Sometimes it’s dangerous to be nearby when McKeel Hagerty raises his hand.
Seven years ago, the collector car community was staging its annual automotive love-in at Pebble Beach. Among all the other activities — cars shows, auctions, vintage races, a concours, etc. — a meeting was held with representatives of something call FIVA, which is shorthand for the Federation Internationale Vehicles Anciens, which was founded in 1966 with a mission of protecting, preserving and promoting the world’s motoring heritage.
Well, at least doing so in much of the world. There had been precious little officially organized effort in that regard in the country that put the world on motorized wheels, that remained the world’s largest automotive marketplace, and— regardless of what the Germans, French or Italians might claim — was and remained the wellspring of car culture.
So McKeel Hagerty of the classic car insurance company raises his hand in response to who might participate in an American affiliate of FIVA, and Mark Gessler, car collector and serial entrepreneur, recalled also mentioning something along the lines of, “I’d like to help.”
Somewhere in there, Corky Coker of Coker Tires also was involved, as were a few others. Regardless, it wasn’t long before Gessler found himself appointed president of what we now know as the Historic Vehicle Association.

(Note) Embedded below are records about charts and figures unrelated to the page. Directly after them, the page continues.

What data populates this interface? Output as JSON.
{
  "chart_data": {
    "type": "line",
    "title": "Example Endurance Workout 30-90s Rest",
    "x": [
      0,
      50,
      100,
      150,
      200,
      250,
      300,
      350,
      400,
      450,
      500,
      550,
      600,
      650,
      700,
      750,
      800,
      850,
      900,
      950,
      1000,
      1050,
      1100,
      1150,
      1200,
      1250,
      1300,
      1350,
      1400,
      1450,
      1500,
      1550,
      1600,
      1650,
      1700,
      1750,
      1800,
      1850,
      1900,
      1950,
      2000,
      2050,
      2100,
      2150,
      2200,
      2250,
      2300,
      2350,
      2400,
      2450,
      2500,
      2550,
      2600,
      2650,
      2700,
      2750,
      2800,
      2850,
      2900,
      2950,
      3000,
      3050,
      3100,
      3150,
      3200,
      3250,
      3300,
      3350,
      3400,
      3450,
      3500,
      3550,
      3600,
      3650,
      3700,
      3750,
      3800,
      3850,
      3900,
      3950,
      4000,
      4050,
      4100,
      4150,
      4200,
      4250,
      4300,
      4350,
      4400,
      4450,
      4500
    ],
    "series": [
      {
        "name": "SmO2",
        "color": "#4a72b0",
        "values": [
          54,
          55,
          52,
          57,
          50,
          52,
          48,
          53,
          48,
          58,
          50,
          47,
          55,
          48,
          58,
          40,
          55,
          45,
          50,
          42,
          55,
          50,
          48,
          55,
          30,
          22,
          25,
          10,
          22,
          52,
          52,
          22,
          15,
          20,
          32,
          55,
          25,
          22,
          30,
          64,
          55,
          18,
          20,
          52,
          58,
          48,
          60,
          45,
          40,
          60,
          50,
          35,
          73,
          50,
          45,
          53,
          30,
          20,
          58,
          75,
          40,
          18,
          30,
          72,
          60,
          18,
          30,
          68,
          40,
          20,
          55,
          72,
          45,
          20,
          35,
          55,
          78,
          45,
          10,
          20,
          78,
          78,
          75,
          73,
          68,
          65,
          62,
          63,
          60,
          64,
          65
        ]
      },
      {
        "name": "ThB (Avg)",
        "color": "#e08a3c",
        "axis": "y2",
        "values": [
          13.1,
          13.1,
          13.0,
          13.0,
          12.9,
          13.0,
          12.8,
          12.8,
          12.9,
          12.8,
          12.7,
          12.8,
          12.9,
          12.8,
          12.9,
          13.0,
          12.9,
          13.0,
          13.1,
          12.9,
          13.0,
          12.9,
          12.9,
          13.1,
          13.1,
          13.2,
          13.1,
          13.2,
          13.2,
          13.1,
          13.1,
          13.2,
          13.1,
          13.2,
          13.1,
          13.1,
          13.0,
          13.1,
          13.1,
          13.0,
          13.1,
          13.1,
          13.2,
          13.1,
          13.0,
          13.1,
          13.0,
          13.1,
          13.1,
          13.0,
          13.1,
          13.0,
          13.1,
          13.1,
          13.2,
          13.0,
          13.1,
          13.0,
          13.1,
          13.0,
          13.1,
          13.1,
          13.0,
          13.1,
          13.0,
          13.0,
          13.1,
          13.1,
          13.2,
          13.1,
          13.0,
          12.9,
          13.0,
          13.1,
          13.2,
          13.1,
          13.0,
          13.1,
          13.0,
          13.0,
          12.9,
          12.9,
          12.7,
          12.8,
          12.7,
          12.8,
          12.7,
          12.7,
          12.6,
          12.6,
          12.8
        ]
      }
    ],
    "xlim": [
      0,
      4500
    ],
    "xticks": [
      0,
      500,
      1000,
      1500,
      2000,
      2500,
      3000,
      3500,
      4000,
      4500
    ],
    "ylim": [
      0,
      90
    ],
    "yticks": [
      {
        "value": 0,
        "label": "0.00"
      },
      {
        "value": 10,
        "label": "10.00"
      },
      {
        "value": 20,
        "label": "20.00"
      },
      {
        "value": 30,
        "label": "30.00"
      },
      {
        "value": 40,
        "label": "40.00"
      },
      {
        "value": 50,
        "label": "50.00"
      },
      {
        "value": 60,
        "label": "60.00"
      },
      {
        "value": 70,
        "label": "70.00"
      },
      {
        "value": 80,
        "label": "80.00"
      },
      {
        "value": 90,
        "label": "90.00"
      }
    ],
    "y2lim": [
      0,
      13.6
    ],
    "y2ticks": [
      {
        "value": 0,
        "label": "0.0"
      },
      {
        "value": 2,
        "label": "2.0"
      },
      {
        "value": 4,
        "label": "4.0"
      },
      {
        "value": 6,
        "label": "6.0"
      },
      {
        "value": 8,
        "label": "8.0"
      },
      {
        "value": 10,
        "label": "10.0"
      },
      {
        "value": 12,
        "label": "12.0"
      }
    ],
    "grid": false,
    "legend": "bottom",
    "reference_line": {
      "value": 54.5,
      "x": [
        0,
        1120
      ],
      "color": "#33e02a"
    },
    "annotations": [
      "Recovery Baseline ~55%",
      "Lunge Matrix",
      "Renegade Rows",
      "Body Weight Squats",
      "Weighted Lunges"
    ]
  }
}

The HVA is the American affiliate of FIVA and, despite its staff of only five full-time employees — including Gessler – the HVA has become a driving force behind an annual display of classic cars on the National Mall in Washington, D.C. what Gessler calls a “mini monument;” the establishment, while working with the likes of the Library of Congress, the National Archives and the Department of the Interior, of the National Historic Vehicle Register; and, in 2018, the organizer of the first national Automotive History Month.
Usually, national days and months are founded by Congressional decree, but the House and Senate are busy with other matters, so Gessler and the HVA are taking it upon themselves to issue their own declaration.
So far, 20 vehicles have been inducted into the National Register. The HVA has a list of more than 100 worthy car candidates but has found it very expensive to do all the documentation required for official federal recognition.
What Gessler wants is for all Americans, and not just car collectors and enthusiasts, to recognize the role the automobile and other motorized vehicles have played in the nation’s history and cultural heritage.
In 2014, it secured permission to pitch a tent on the Mall to showcase a grouping of 10 historically significant vehicles. Gessler was stunned when people were reluctant to enter the tent, perhaps thinking there was an admission fee or that this was yet another by-special-invitation event taking place.
So, in 2015 and in the two years since, a car or two has been placed in a glass box on the mall for a few days in April, and its story shared with visitors by the HVA.
In 2018, with the launch of Automotive History Month, as many as half-a-dozen cars will rotate their way through the display. The HVA also plans to host a major automotive history celebration with a festival and conference during the month.
Cars, Gessler said, have “great American stories to tell about our culture and who we are.”
In addition to a car’s historic value, its story and that of its owner or owners also play a major role in determining whether a vehicle should be included on the historic register. Much of the HVA’s effort involves searching out those stories so they can be documented.
But Gessler can point to progress in that regard as people have started calling the HVA office to share their cars’ stories and to ask what they can do if they think their car is worthy of inclusion.
We chatted recently with Gessler at the SEMA Show in Las Vegas, where one of the National Register cars — the McGee hot-rod roadster — was on display as part of a Shell-sponsored “Pioneering Performance” display. Bob McGee came home from World War II and built his now-iconic roadster.
Interestingly enough, another of the cars in the display was a lowrider built by another veteran, Miguel Alatorre, a veteran who was wounded in Afghanistan.
McGee and Alatorre were from different generations, but they were united in their passion for their cars.
Gessler is among those who is confident that future generations will continue to cherish cars, though he admits he sometimes feels as though he’s fighting the battle of the screens — the windscreen of the automobile and the search for what’s around the next curve vs. the smartphone screens that occupy so much of younger generations’ attention.
And thus the cars in the glass display box. Not only does it attract attention, but it makes for a great cellphone photo op or even a selfie shot.